'Recall: How to Start a Revolution' podcast explores the October Crisis, 50 years later
Geoff Turner speaks about the timeliness and modern-day relevance of the 50-year-old story of the FLQ Crisis
When a new generation comes of age, they find their own unique political voice to push for dramatic change, Geoff Turner said.
In Canada in the 1960s, that dramatic change was championed by the Front de libération du Québec (FLQ). What began as a movement for an independent socialist Québec state devolved into a deadly crisis.
The breakdown of the FLQ, also known as the October Crisis, took place in October 1970 in Montreal, Que. FLQ members kidnapped the provincial Deputy Premier Pierre Laporte and British diplomat James Cross. The militant group murdered Laporte.
This seminal moment in Canadian history is still hot to the touch, Turner said, and its impact is still being felt today — 50 years later.
A new series from CBC Podcasts, Recall: How to Start a Revolution, is set to tell that story from the voices of those who lived it.
Turner discussed Recall with CBC Podcasts. Here is part of that conversation.
We're coming up on the 50th anniversary, but this story is topical and relevant in more ways than one. Why is it important to you that we tell this story now?
In the past year especially, with the Black Lives Matter movement, there's this sense of a new generation finding its political voice and pushing for dramatic change. Of course, it's a very different context than Québec in the 1960s, but you see these flash-point political moments and how they play out in the streets and it's fascinating to compare and reflect. Just recently, a Montreal statue of Sir John A. Macdonald was toppled by protesters. The FLQ had plans to blow up the same statue in 1963!

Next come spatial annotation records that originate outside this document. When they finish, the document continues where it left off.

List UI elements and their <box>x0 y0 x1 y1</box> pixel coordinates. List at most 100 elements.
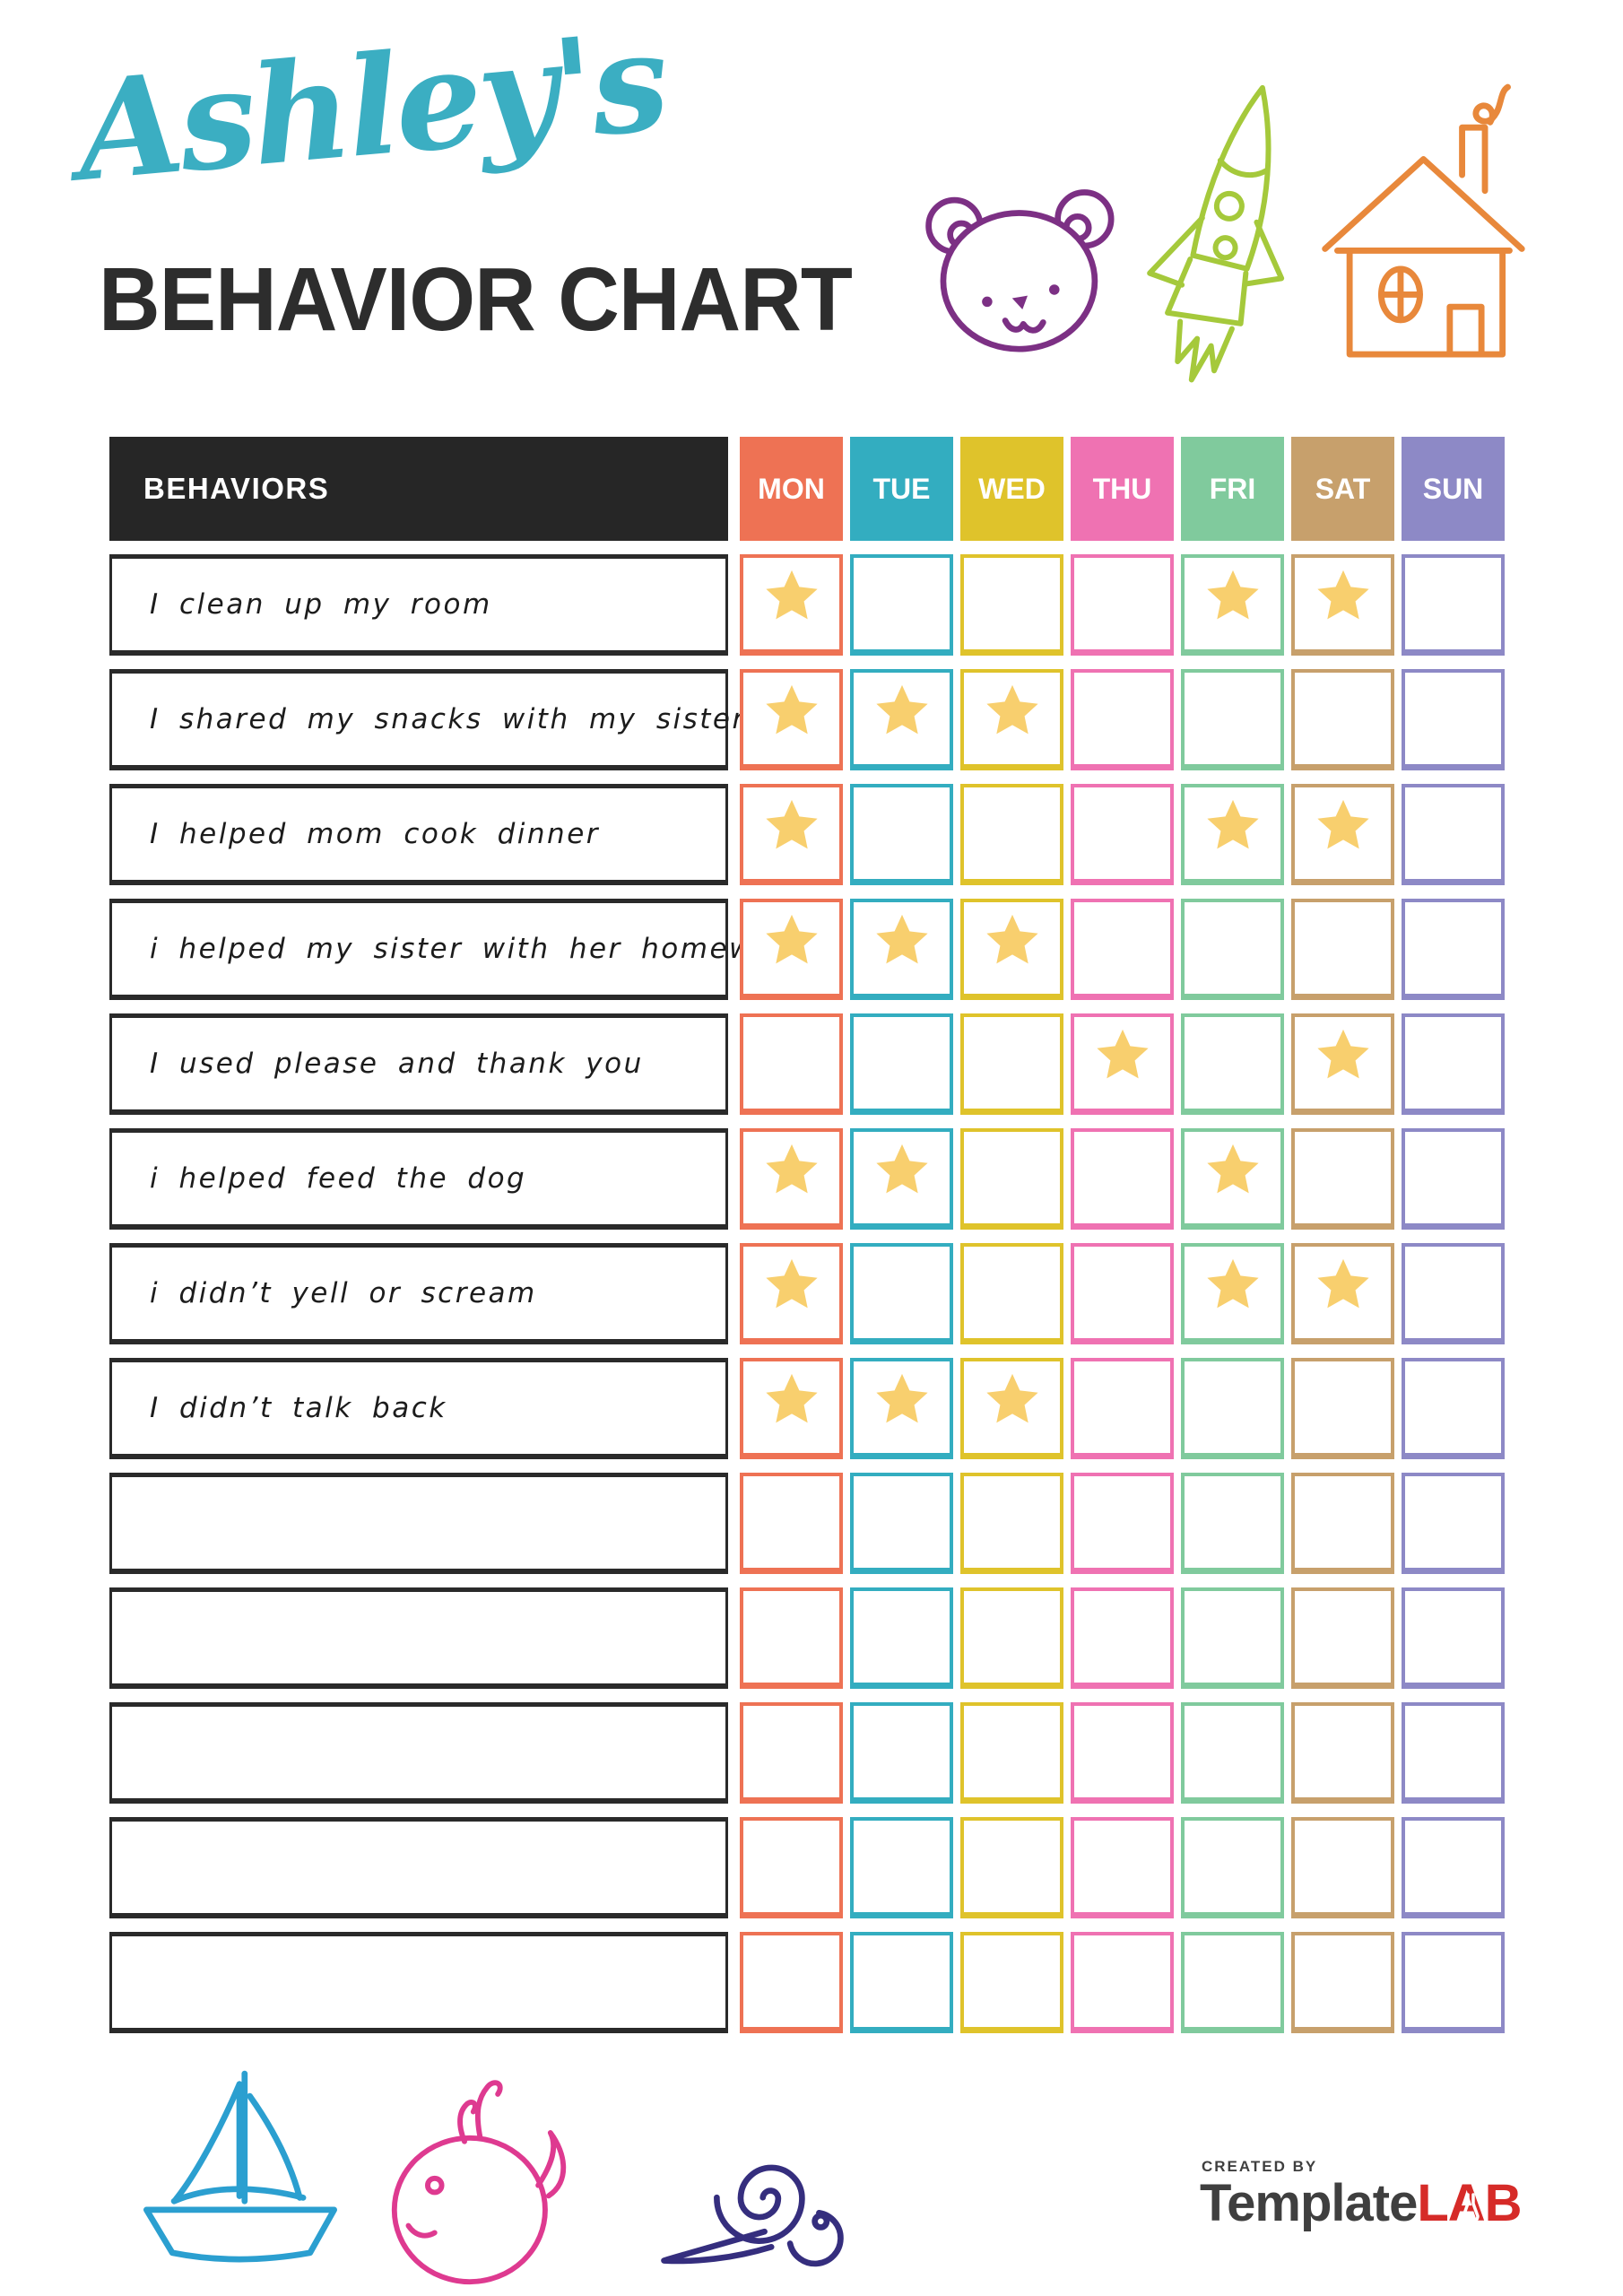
cell-r11-wed[interactable] <box>960 1702 1063 1804</box>
cell-r6-thu[interactable] <box>1071 1128 1174 1230</box>
cell-r4-wed[interactable] <box>960 899 1063 1000</box>
cell-r4-fri[interactable] <box>1181 899 1284 1000</box>
cell-r13-thu[interactable] <box>1071 1932 1174 2033</box>
cell-r13-wed[interactable] <box>960 1932 1063 2033</box>
cell-r7-wed[interactable] <box>960 1243 1063 1344</box>
cell-r9-wed[interactable] <box>960 1473 1063 1574</box>
cell-r11-fri[interactable] <box>1181 1702 1284 1804</box>
behavior-label-box-5[interactable]: I used please and thank you <box>109 1013 728 1115</box>
cell-r1-fri[interactable] <box>1181 554 1284 656</box>
cell-r6-wed[interactable] <box>960 1128 1063 1230</box>
cell-r13-sun[interactable] <box>1402 1932 1505 2033</box>
cell-r2-wed[interactable] <box>960 669 1063 770</box>
cell-r9-thu[interactable] <box>1071 1473 1174 1574</box>
cell-r2-mon[interactable] <box>740 669 843 770</box>
cell-r3-mon[interactable] <box>740 784 843 885</box>
cell-r6-mon[interactable] <box>740 1128 843 1230</box>
cell-r4-tue[interactable] <box>850 899 953 1000</box>
cell-r7-fri[interactable] <box>1181 1243 1284 1344</box>
cell-r6-fri[interactable] <box>1181 1128 1284 1230</box>
behavior-label-box-10[interactable] <box>109 1587 728 1689</box>
cell-r5-sat[interactable] <box>1291 1013 1394 1115</box>
behavior-label-box-4[interactable]: i helped my sister with her homework <box>109 899 803 1000</box>
cell-r5-tue[interactable] <box>850 1013 953 1115</box>
cell-r8-mon[interactable] <box>740 1358 843 1459</box>
cell-r13-fri[interactable] <box>1181 1932 1284 2033</box>
cell-r9-sat[interactable] <box>1291 1473 1394 1574</box>
cell-r6-tue[interactable] <box>850 1128 953 1230</box>
cell-r5-mon[interactable] <box>740 1013 843 1115</box>
cell-r9-sun[interactable] <box>1402 1473 1505 1574</box>
cell-r1-mon[interactable] <box>740 554 843 656</box>
cell-r2-tue[interactable] <box>850 669 953 770</box>
cell-r11-thu[interactable] <box>1071 1702 1174 1804</box>
cell-r2-thu[interactable] <box>1071 669 1174 770</box>
behavior-label-box-1[interactable]: I clean up my room <box>109 554 728 656</box>
cell-r5-sun[interactable] <box>1402 1013 1505 1115</box>
cell-r8-sun[interactable] <box>1402 1358 1505 1459</box>
cell-r7-sun[interactable] <box>1402 1243 1505 1344</box>
cell-r10-mon[interactable] <box>740 1587 843 1689</box>
cell-r3-sun[interactable] <box>1402 784 1505 885</box>
cell-r8-wed[interactable] <box>960 1358 1063 1459</box>
cell-r12-mon[interactable] <box>740 1817 843 1918</box>
cell-r9-fri[interactable] <box>1181 1473 1284 1574</box>
behavior-label-box-13[interactable] <box>109 1932 728 2033</box>
cell-r1-wed[interactable] <box>960 554 1063 656</box>
cell-r12-thu[interactable] <box>1071 1817 1174 1918</box>
cell-r9-tue[interactable] <box>850 1473 953 1574</box>
cell-r11-sun[interactable] <box>1402 1702 1505 1804</box>
cell-r11-sat[interactable] <box>1291 1702 1394 1804</box>
cell-r10-fri[interactable] <box>1181 1587 1284 1689</box>
cell-r12-sun[interactable] <box>1402 1817 1505 1918</box>
cell-r10-wed[interactable] <box>960 1587 1063 1689</box>
cell-r3-tue[interactable] <box>850 784 953 885</box>
cell-r8-sat[interactable] <box>1291 1358 1394 1459</box>
cell-r13-sat[interactable] <box>1291 1932 1394 2033</box>
cell-r12-tue[interactable] <box>850 1817 953 1918</box>
cell-r11-tue[interactable] <box>850 1702 953 1804</box>
cell-r10-thu[interactable] <box>1071 1587 1174 1689</box>
cell-r4-mon[interactable] <box>740 899 843 1000</box>
cell-r4-sun[interactable] <box>1402 899 1505 1000</box>
cell-r10-sat[interactable] <box>1291 1587 1394 1689</box>
cell-r3-fri[interactable] <box>1181 784 1284 885</box>
cell-r12-wed[interactable] <box>960 1817 1063 1918</box>
cell-r7-mon[interactable] <box>740 1243 843 1344</box>
cell-r8-tue[interactable] <box>850 1358 953 1459</box>
cell-r1-thu[interactable] <box>1071 554 1174 656</box>
cell-r13-mon[interactable] <box>740 1932 843 2033</box>
cell-r5-fri[interactable] <box>1181 1013 1284 1115</box>
cell-r12-fri[interactable] <box>1181 1817 1284 1918</box>
cell-r4-sat[interactable] <box>1291 899 1394 1000</box>
cell-r13-tue[interactable] <box>850 1932 953 2033</box>
cell-r3-sat[interactable] <box>1291 784 1394 885</box>
cell-r1-sun[interactable] <box>1402 554 1505 656</box>
cell-r5-thu[interactable] <box>1071 1013 1174 1115</box>
cell-r7-thu[interactable] <box>1071 1243 1174 1344</box>
behavior-label-box-8[interactable]: I didn’t talk back <box>109 1358 728 1459</box>
cell-r7-tue[interactable] <box>850 1243 953 1344</box>
cell-r2-fri[interactable] <box>1181 669 1284 770</box>
behavior-label-box-2[interactable]: I shared my snacks with my sister <box>109 669 743 770</box>
cell-r3-wed[interactable] <box>960 784 1063 885</box>
cell-r9-mon[interactable] <box>740 1473 843 1574</box>
behavior-label-box-3[interactable]: I helped mom cook dinner <box>109 784 728 885</box>
cell-r6-sun[interactable] <box>1402 1128 1505 1230</box>
cell-r8-fri[interactable] <box>1181 1358 1284 1459</box>
cell-r11-mon[interactable] <box>740 1702 843 1804</box>
cell-r1-tue[interactable] <box>850 554 953 656</box>
behavior-label-box-12[interactable] <box>109 1817 728 1918</box>
cell-r12-sat[interactable] <box>1291 1817 1394 1918</box>
cell-r1-sat[interactable] <box>1291 554 1394 656</box>
cell-r6-sat[interactable] <box>1291 1128 1394 1230</box>
behavior-label-box-6[interactable]: i helped feed the dog <box>109 1128 728 1230</box>
cell-r10-sun[interactable] <box>1402 1587 1505 1689</box>
behavior-label-box-11[interactable] <box>109 1702 728 1804</box>
cell-r2-sat[interactable] <box>1291 669 1394 770</box>
cell-r7-sat[interactable] <box>1291 1243 1394 1344</box>
cell-r10-tue[interactable] <box>850 1587 953 1689</box>
cell-r8-thu[interactable] <box>1071 1358 1174 1459</box>
cell-r3-thu[interactable] <box>1071 784 1174 885</box>
behavior-label-box-7[interactable]: i didn’t yell or scream <box>109 1243 728 1344</box>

The podcast's tagline is that this history is "still hot to the touch." Could you expand on that?
A lot of the major players in this history are still alive and they're living with the consequences of the period, whether you're talking about survivors of bombings, or the people who planted the bombs, or people who were jailed under the War Measures Act. So it still feels very real and present for people and the emotions around what happened can still feel very raw, especially inside Québec.
In making this podcast, what have you learned about the anatomy of social unrest?
The most fascinating thing about the FLQ is that it shows you how much tumult a relative handful of people can create. At any given time, the active FLQ membership might have been in the low hundreds, if that. But they managed to dominate the political conversation in Québec for years. And for a brief moment, it felt as though they had brought Canadian democracy to the brink.
What surprised you the most while investigating this story?
I had always thought of the FLQ as a separatist movement, first and foremost. But when you learn what they actually wrote and said, it becomes clear that their primary goal was to instigate a socialist revolution. They imagined a more just, equal society, and language and sovereignty were part of that, but really it was about class struggle.
What is your hope in bringing this story to the world?
I want people to see that the FLQ was part of something bigger that was happening in the world in that moment. All over the world people were rising up against colonialism and oppression, and the FLQ saw themselves as part of that. They had direct links with groups like the Weather Underground and the Black Panthers. There are some really fascinating stories in those connections. I also want people to hear the voices of people who have never really spoken publicly about their role in that era. We were grateful to hear from people like Therese Labbe, who was just a couple of feet away when a bomb exploded and killed her colleague. It's powerful stuff.